Kasabanın kıyısında, denize nazır küçük bir atölyede yaşayan bir takı ustası vardı. Her sabah çayını eline alır, denizin sabah mavisine bakarak ilham beklerdi. Ama o sabah farklıydı… Güneş, suyun üzerine öyle bir düşmüştü ki, dalgaların kıvrım kıvrım yüzeyinde altın halkalar dans ediyordu.
İşte o an, o ışık, o suyun dokusu…
O görüntüyü tutmak istedi.
Ve “Ege Işıltısı” doğdu.
Küpede denizin dans eden mavi tonları, içine serpiştirilmiş altın ışıltılarla birleşti. Formu ise hem zarif hem güçlüydü — tıpkı Ege kadınları gibi.
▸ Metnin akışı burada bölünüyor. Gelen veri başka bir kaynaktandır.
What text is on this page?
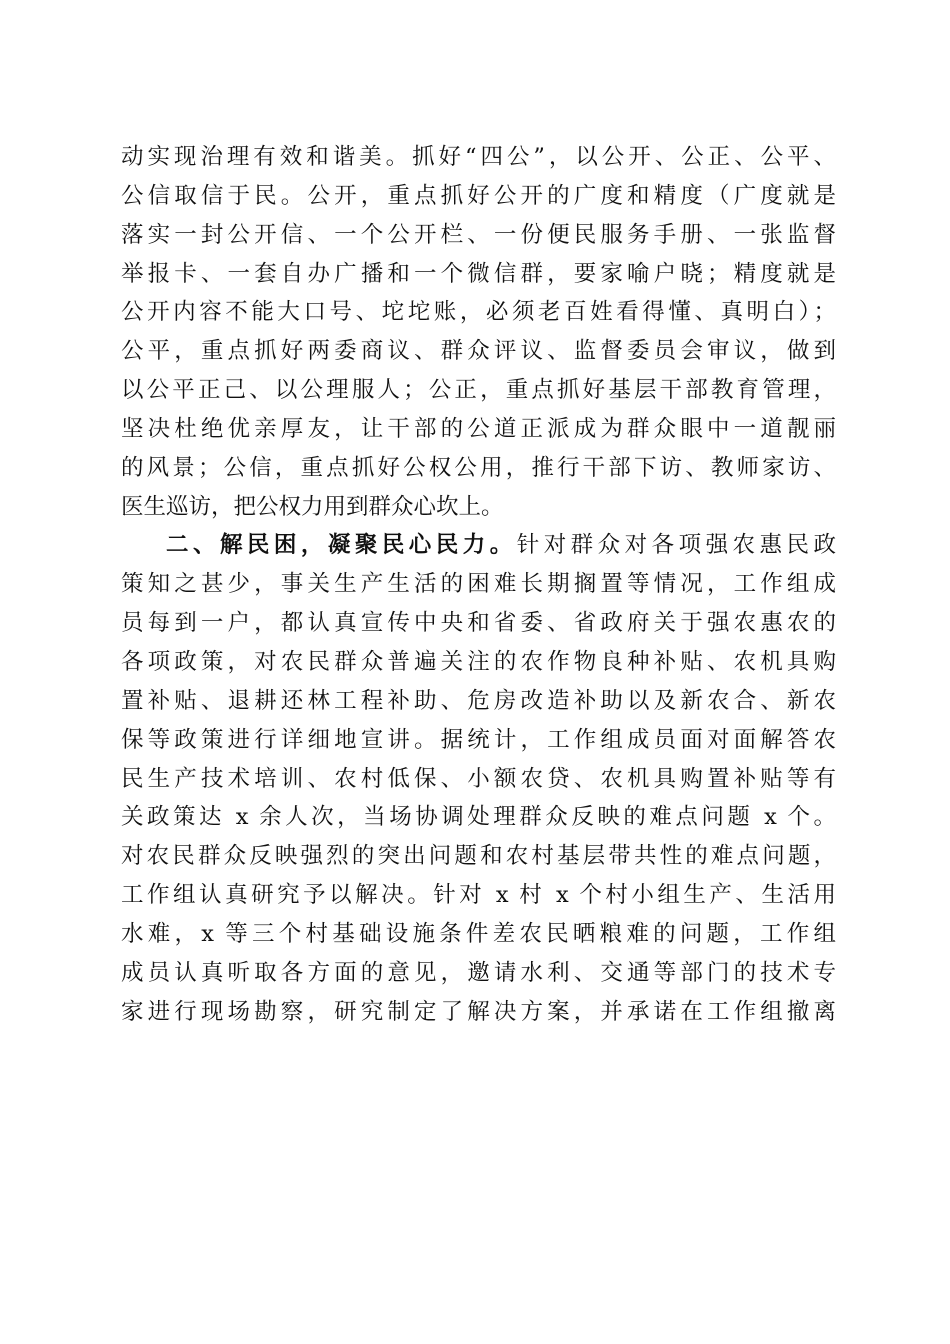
动实现治理有效和谐美。抓好“四公”，以公开、公正、公平、
公信取信于民。公开，重点抓好公开的广度和精度（广度就是
落实一封公开信、一个公开栏、一份便民服务手册、一张监督
举报卡、一套自办广播和一个微信群，要家喻户晓；精度就是
公开内容不能大口号、坨坨账，必须老百姓看得懂、真明白）；
公平，重点抓好两委商议、群众评议、监督委员会审议，做到
以公平正己、以公理服人；公正，重点抓好基层干部教育管理，
坚决杜绝优亲厚友，让干部的公道正派成为群众眼中一道靓丽
的风景；公信，重点抓好公权公用，推行干部下访、教师家访、
医生巡访，把公权力用到群众心坎上。
二、解民困，凝聚民心民力。针对群众对各项强农惠民政
策知之甚少，事关生产生活的困难长期搁置等情况，工作组成
员每到一户，都认真宣传中央和省委、省政府关于强农惠农的
各项政策，对农民群众普遍关注的农作物良种补贴、农机具购
置补贴、退耕还林工程补助、危房改造补助以及新农合、新农
保等政策进行详细地宣讲。据统计，工作组成员面对面解答农
民生产技术培训、农村低保、小额农贷、农机具购置补贴等有
关政策达 x 余人次，当场协调处理群众反映的难点问题 x 个。
对农民群众反映强烈的突出问题和农村基层带共性的难点问题，
工作组认真研究予以解决。针对 x 村 x 个村小组生产、生活用
水难，x 等三个村基础设施条件差农民晒粮难的问题，工作组
成员认真听取各方面的意见，邀请水利、交通等部门的技术专
家进行现场勘察，研究制定了解决方案，并承诺在工作组撤离
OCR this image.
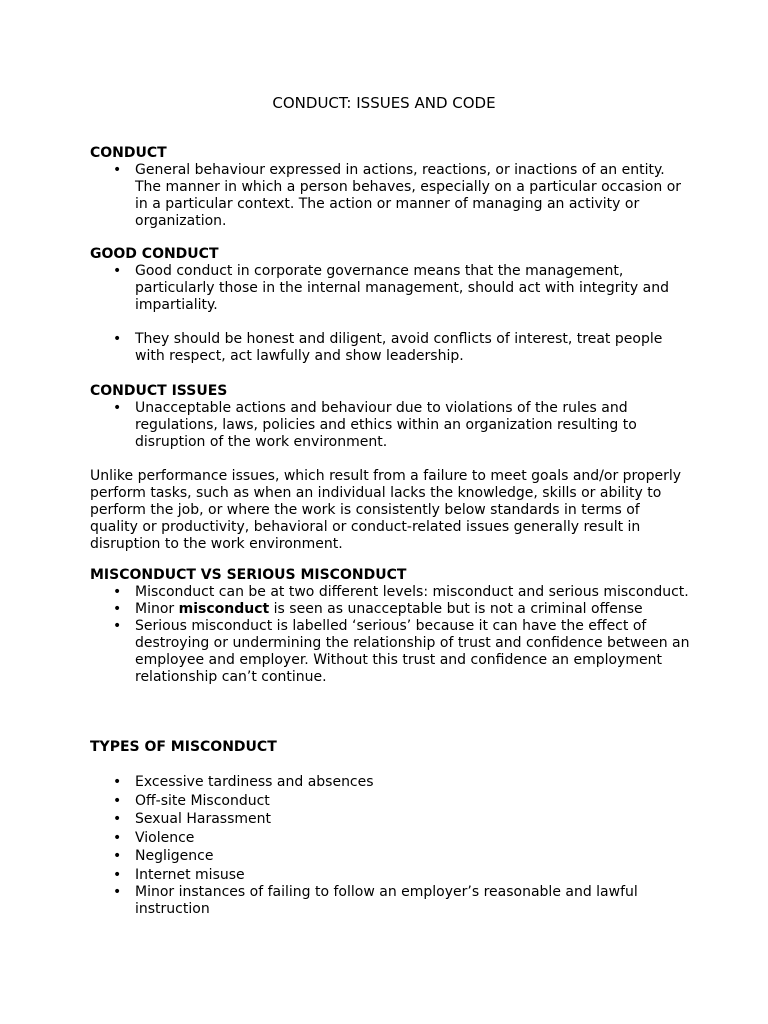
CONDUCT: ISSUES AND CODE

CONDUCT

• General behaviour expressed in actions, reactions, or inactions of an entity. The manner in which a person behaves, especially on a particular occasion or in a particular context. The action or manner of managing an activity or organization.

GOOD CONDUCT

• Good conduct in corporate governance means that the management, particularly those in the internal management, should act with integrity and impartiality.
• They should be honest and diligent, avoid conflicts of interest, treat people with respect, act lawfully and show leadership.

CONDUCT ISSUES

• Unacceptable actions and behaviour due to violations of the rules and regulations, laws, policies and ethics within an organization resulting to disruption of the work environment.

Unlike performance issues, which result from a failure to meet goals and/or properly perform tasks, such as when an individual lacks the knowledge, skills or ability to perform the job, or where the work is consistently below standards in terms of quality or productivity, behavioral or conduct-related issues generally result in disruption to the work environment.

MISCONDUCT VS SERIOUS MISCONDUCT

• Misconduct can be at two different levels: misconduct and serious misconduct.
• Minor misconduct is seen as unacceptable but is not a criminal offense
• Serious misconduct is labelled ‘serious’ because it can have the effect of destroying or undermining the relationship of trust and confidence between an employee and employer. Without this trust and confidence an employment relationship can’t continue.

TYPES OF MISCONDUCT

• Excessive tardiness and absences
• Off-site Misconduct
• Sexual Harassment
• Violence
• Negligence
• Internet misuse
• Minor instances of failing to follow an employer’s reasonable and lawful instruction
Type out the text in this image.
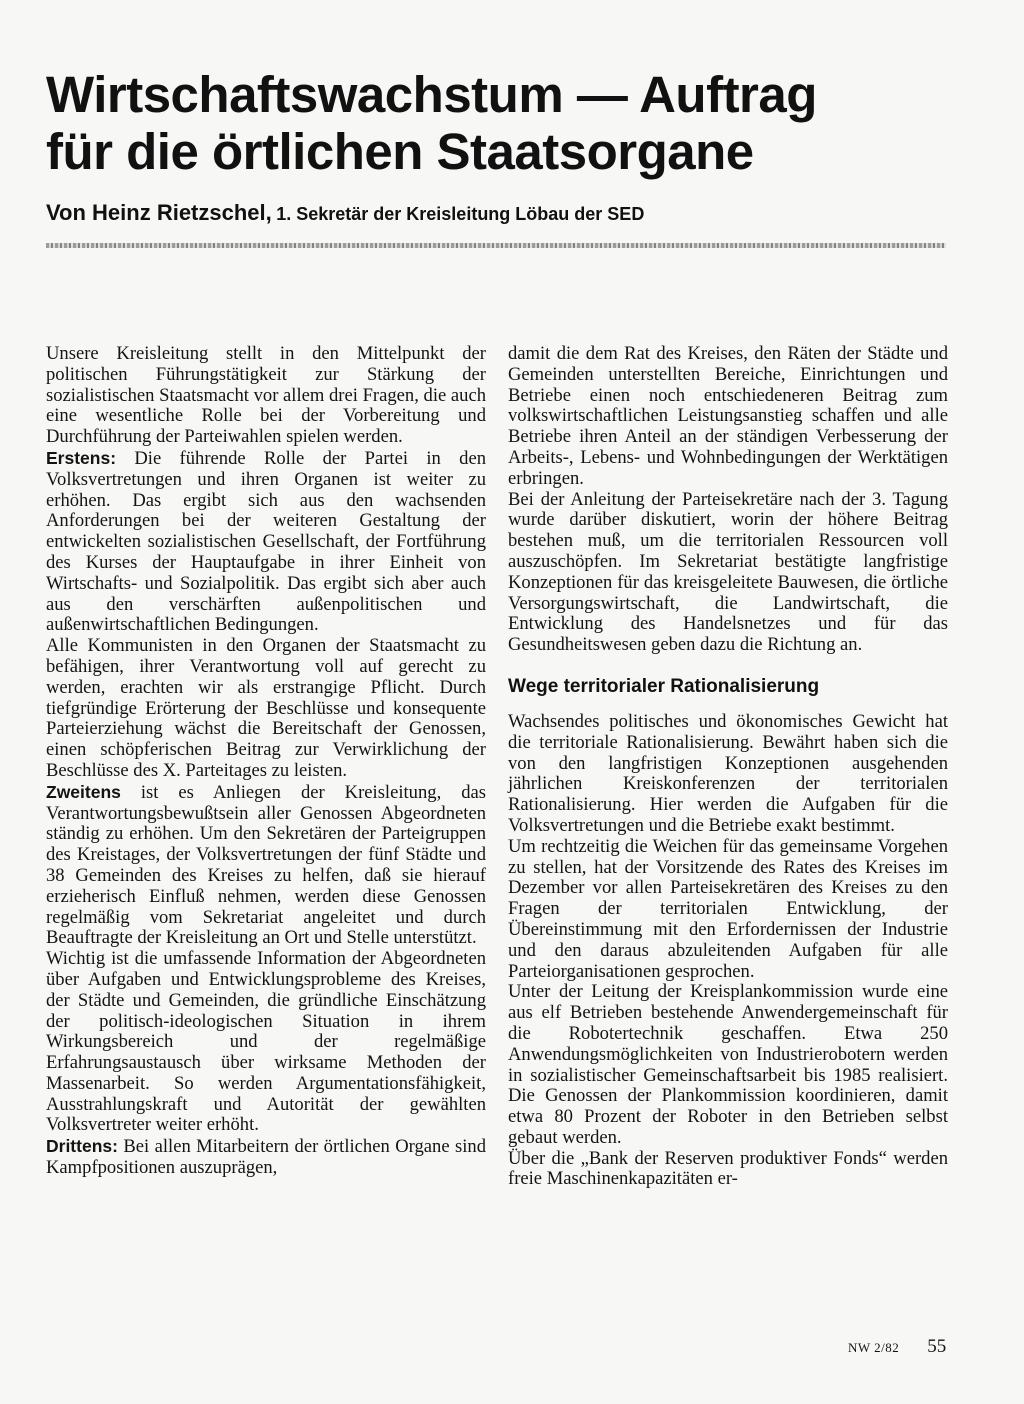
Wirtschaftswachstum — Auftrag
für die örtlichen Staatsorgane
Von Heinz Rietzschel, 1. Sekretär der Kreisleitung Löbau der SED

Unsere Kreisleitung stellt in den Mittelpunkt der politischen Führungstätigkeit zur Stärkung der sozialistischen Staatsmacht vor allem drei Fragen, die auch eine wesentliche Rolle bei der Vorbereitung und Durchführung der Parteiwahlen spielen werden.

Erstens: Die führende Rolle der Partei in den Volksvertretungen und ihren Organen ist weiter zu erhöhen. Das ergibt sich aus den wachsenden Anforderungen bei der weiteren Gestaltung der entwickelten sozialistischen Gesellschaft, der Fortführung des Kurses der Hauptaufgabe in ihrer Einheit von Wirtschafts- und Sozialpolitik. Das ergibt sich aber auch aus den verschärften außenpolitischen und außenwirtschaftlichen Bedingungen.

Alle Kommunisten in den Organen der Staatsmacht zu befähigen, ihrer Verantwortung voll auf gerecht zu werden, erachten wir als erstrangige Pflicht. Durch tiefgründige Erörterung der Beschlüsse und konsequente Parteierziehung wächst die Bereitschaft der Genossen, einen schöpferischen Beitrag zur Verwirklichung der Beschlüsse des X. Parteitages zu leisten.

Zweitens ist es Anliegen der Kreisleitung, das Verantwortungsbewußtsein aller Genossen Abgeordneten ständig zu erhöhen. Um den Sekretären der Parteigruppen des Kreistages, der Volksvertretungen der fünf Städte und 38 Gemeinden des Kreises zu helfen, daß sie hierauf erzieherisch Einfluß nehmen, werden diese Genossen regelmäßig vom Sekretariat angeleitet und durch Beauftragte der Kreisleitung an Ort und Stelle unterstützt.

Wichtig ist die umfassende Information der Abgeordneten über Aufgaben und Entwicklungsprobleme des Kreises, der Städte und Gemeinden, die gründliche Einschätzung der politisch-ideologischen Situation in ihrem Wirkungsbereich und der regelmäßige Erfahrungsaustausch über wirksame Methoden der Massenarbeit. So werden Argumentationsfähigkeit, Ausstrahlungskraft und Autorität der gewählten Volksvertreter weiter erhöht.

Drittens: Bei allen Mitarbeitern der örtlichen Organe sind Kampfpositionen auszuprägen,

damit die dem Rat des Kreises, den Räten der Städte und Gemeinden unterstellten Bereiche, Einrichtungen und Betriebe einen noch entschiedeneren Beitrag zum volkswirtschaftlichen Leistungsanstieg schaffen und alle Betriebe ihren Anteil an der ständigen Verbesserung der Arbeits-, Lebens- und Wohnbedingungen der Werktätigen erbringen.

Bei der Anleitung der Parteisekretäre nach der 3. Tagung wurde darüber diskutiert, worin der höhere Beitrag bestehen muß, um die territorialen Ressourcen voll auszuschöpfen. Im Sekretariat bestätigte langfristige Konzeptionen für das kreisgeleitete Bauwesen, die örtliche Versorgungswirtschaft, die Landwirtschaft, die Entwicklung des Handelsnetzes und für das Gesundheitswesen geben dazu die Richtung an.

Wege territorialer Rationalisierung

Wachsendes politisches und ökonomisches Gewicht hat die territoriale Rationalisierung. Bewährt haben sich die von den langfristigen Konzeptionen ausgehenden jährlichen Kreiskonferenzen der territorialen Rationalisierung. Hier werden die Aufgaben für die Volksvertretungen und die Betriebe exakt bestimmt.

Um rechtzeitig die Weichen für das gemeinsame Vorgehen zu stellen, hat der Vorsitzende des Rates des Kreises im Dezember vor allen Parteisekretären des Kreises zu den Fragen der territorialen Entwicklung, der Übereinstimmung mit den Erfordernissen der Industrie und den daraus abzuleitenden Aufgaben für alle Parteiorganisationen gesprochen.

Unter der Leitung der Kreisplankommission wurde eine aus elf Betrieben bestehende Anwendergemeinschaft für die Robotertechnik geschaffen. Etwa 250 Anwendungsmöglichkeiten von Industrierobotern werden in sozialistischer Gemeinschaftsarbeit bis 1985 realisiert. Die Genossen der Plankommission koordinieren, damit etwa 80 Prozent der Roboter in den Betrieben selbst gebaut werden.

Über die „Bank der Reserven produktiver Fonds“ werden freie Maschinenkapazitäten er-

NW 2/82 55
Küpeyi takan herkes, kendini yazın içindeymiş gibi hissediyordu. Rüzgârın saçları savurduğu, bir balıkçı masasında kahkahaların yankılandığı, tenine güneşin değdiği o anlar…
Ege’yi taşıyordu kulağında.
Ege Işıltısı, sadece bir küpe değil;
Bir yaz anısıydı,
Bir kaçıştı,
Bir özgürlük ifadesiydi.
Ve onu takan her kadın, sanki biraz daha kendine benziyordu.